I got a new remote after my last one bit the dust. I followed the programming instructions which said to open a door, turn ignition on, press and release the valet switch one time then hold it in to program the remote. When I do that, the doors unlock and the engine starts up as though I had done it remotely (in other words, with no key in the ignition). I took it to a Python dealer almost an hour away to have it programmed. We was stumped and wanted me to come back to connect it to a Bitwriter. He didn't want to then because they were closing in 15 minutes (yeah, I know. Great service).

So I purchased a Bitwriter on eBay myself. The programming is not locked as he thought it might be. I even ZAPped the system to reset it and still the valet switch only remote starts the truck. Any suggestions?

In case it's needed - this is on a 2002 Suburban 1500 4x4. Thanks in advance!


----------



## lcurle (Oct 5, 2008)

never heard of this. here take a read here:
Manual


----------



## keith48 (May 2, 2012)

lcurle said:


> never heard of this. here take a read here:
> Manual


I read it the other day and saw nothing about this problem in there. I haven't seen any other folks asking about it after searching Google the last couple of days. I'm hoping someone that knows way more than me has heard of this before and knows how to fix it. Thanks for the link.


----------



## keith48 (May 2, 2012)

Also, I am not getting any confirmation chirps when attempting to program. When I ZAP'd it, it did. But hasn't with any attempts at using the valet button to program a remote.


----------



## keith48 (May 2, 2012)

Anyone else have an idea?


----------



## stanedwards (Jul 27, 2014)

How were you able to resolve your problem. I have Python 871XP alarm and need to add an additional remote, however, using the Valet button does not enter into the programming mode (there is no chip). The car alarm just ignores the Valet button combination.

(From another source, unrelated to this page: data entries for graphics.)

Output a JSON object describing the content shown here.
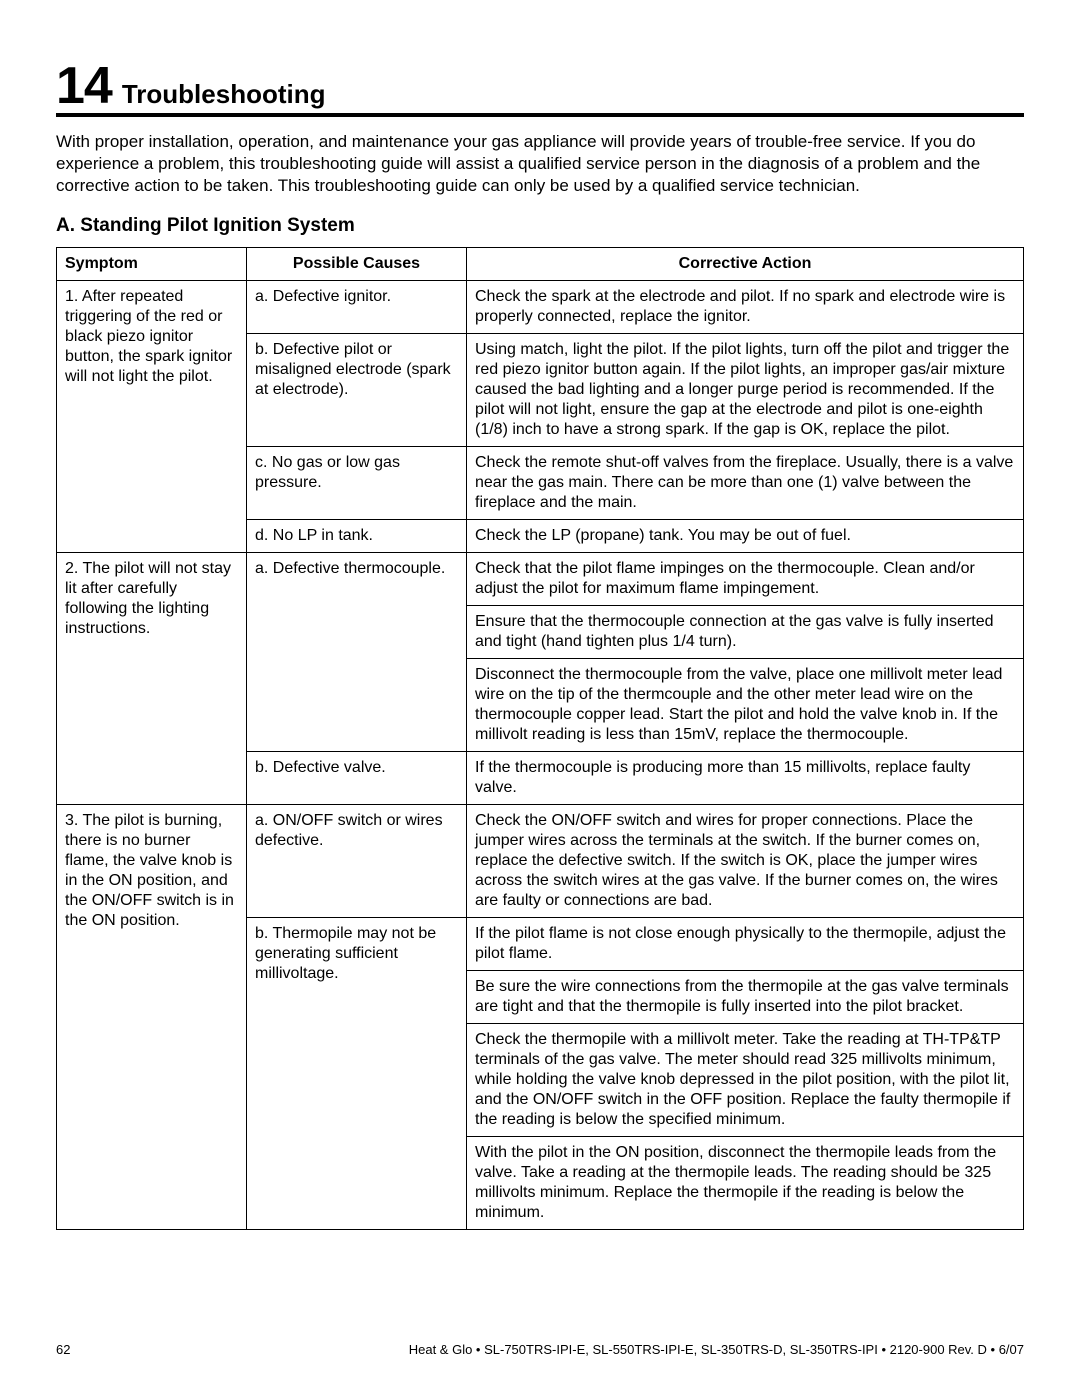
{
  "section": {
    "number": "14",
    "title": "Troubleshooting"
  },
  "intro": "With proper installation, operation, and maintenance your gas appliance will provide years of trouble-free service.  If you do experience a problem, this troubleshooting guide will assist a qualified service person in the diagnosis of a problem and the corrective action to be taken. This troubleshooting guide can only be used by a qualified service technician.",
  "subsection": "A.  Standing Pilot Ignition System",
  "headers": {
    "symptom": "Symptom",
    "causes": "Possible Causes",
    "action": "Corrective Action"
  },
  "rows": {
    "s1": "1.  After repeated triggering of the red or black piezo ignitor button, the spark ignitor will not light the pilot.",
    "s2": "2.  The pilot will not stay lit after carefully following the lighting instructions.",
    "s3": "3.  The pilot is burning, there is no burner flame, the valve knob is in the ON position, and the ON/OFF switch is in the ON position.",
    "c1a": "a. Defective ignitor.",
    "c1b": "b. Defective pilot or misaligned electrode (spark at electrode).",
    "c1c": "c. No gas or low gas pressure.",
    "c1d": "d.  No LP in tank.",
    "c2a": "a. Defective thermocouple.",
    "c2b": "b.  Defective valve.",
    "c3a": "a. ON/OFF switch or wires defective.",
    "c3b": "b. Thermopile may not be generating sufficient millivoltage.",
    "a1a": "Check the spark at the electrode and pilot. If no spark and electrode wire is properly connected, replace the ignitor.",
    "a1b": "Using match, light the pilot. If the pilot lights, turn off the pilot and trigger the red piezo ignitor button again. If the pilot lights, an improper gas/air mixture caused the bad lighting and a longer purge period is recommended. If the pilot will not light, ensure the gap at the electrode and pilot is one-eighth (1/8) inch to have a strong spark. If the gap is OK, replace the pilot.",
    "a1c": "Check the remote shut-off valves from the fireplace. Usually, there is a valve near the gas main. There can be more than one (1) valve between the fireplace and the main.",
    "a1d": "Check the LP (propane) tank. You may be out of fuel.",
    "a2a1": "Check that the pilot flame impinges on the thermocouple. Clean and/or adjust the pilot for maximum flame impingement.",
    "a2a2": "Ensure that the thermocouple connection at the gas valve is fully inserted and tight (hand tighten plus 1/4 turn).",
    "a2a3": "Disconnect the thermocouple from the valve, place one millivolt meter lead wire on the tip of the thermcouple and the other meter lead wire on the thermocouple copper lead. Start the pilot and hold the valve knob in. If the millivolt reading is less than 15mV, replace the thermocouple.",
    "a2b": "If the thermocouple is producing more than 15 millivolts, replace faulty valve.",
    "a3a": "Check the ON/OFF switch and wires for proper connections. Place the jumper wires across the terminals at the switch. If the burner comes on, replace the defective switch. If the switch is OK, place the jumper wires across the switch wires at the gas valve. If the burner comes on, the wires are faulty or connections are bad.",
    "a3b1": "If the pilot flame is not close enough physically to the thermopile, adjust the pilot flame.",
    "a3b2": "Be sure the wire connections from the thermopile at the gas valve terminals are tight and that the thermopile is fully inserted into the pilot bracket.",
    "a3b3": "Check the thermopile with a millivolt meter. Take the reading at TH-TP&TP terminals of the gas valve. The meter should read 325 millivolts minimum, while holding the valve knob depressed in the pilot position, with the pilot lit, and the ON/OFF switch in the OFF position. Replace the faulty thermopile if the reading is below the specified minimum.",
    "a3b4": "With the pilot in the ON position, disconnect the thermopile leads from the valve. Take a reading at the thermopile leads. The reading should be 325 millivolts minimum. Replace the thermopile if the reading is below the minimum."
  },
  "footer": {
    "page": "62",
    "text": "Heat & Glo  •  SL-750TRS-IPI-E, SL-550TRS-IPI-E, SL-350TRS-D, SL-350TRS-IPI  •  2120-900 Rev. D  •  6/07"
  }
}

Any help would be appreciated

Thanks
Stan


----------



## jaggerwild (May 21, 2007)

stanedwards said:


> How were you able to resolve your problem. I have Python 871XP alarm and need to add an additional remote, however, using the Valet button does not enter into the programming mode (there is no chip). The car alarm just ignores the Valet button combination.
> 
> Any help would be appreciated
> 
> ...


 Read the instruction carefully, your not doing it right. I have never seen a valet not work, do as the instructions say to do...............


----------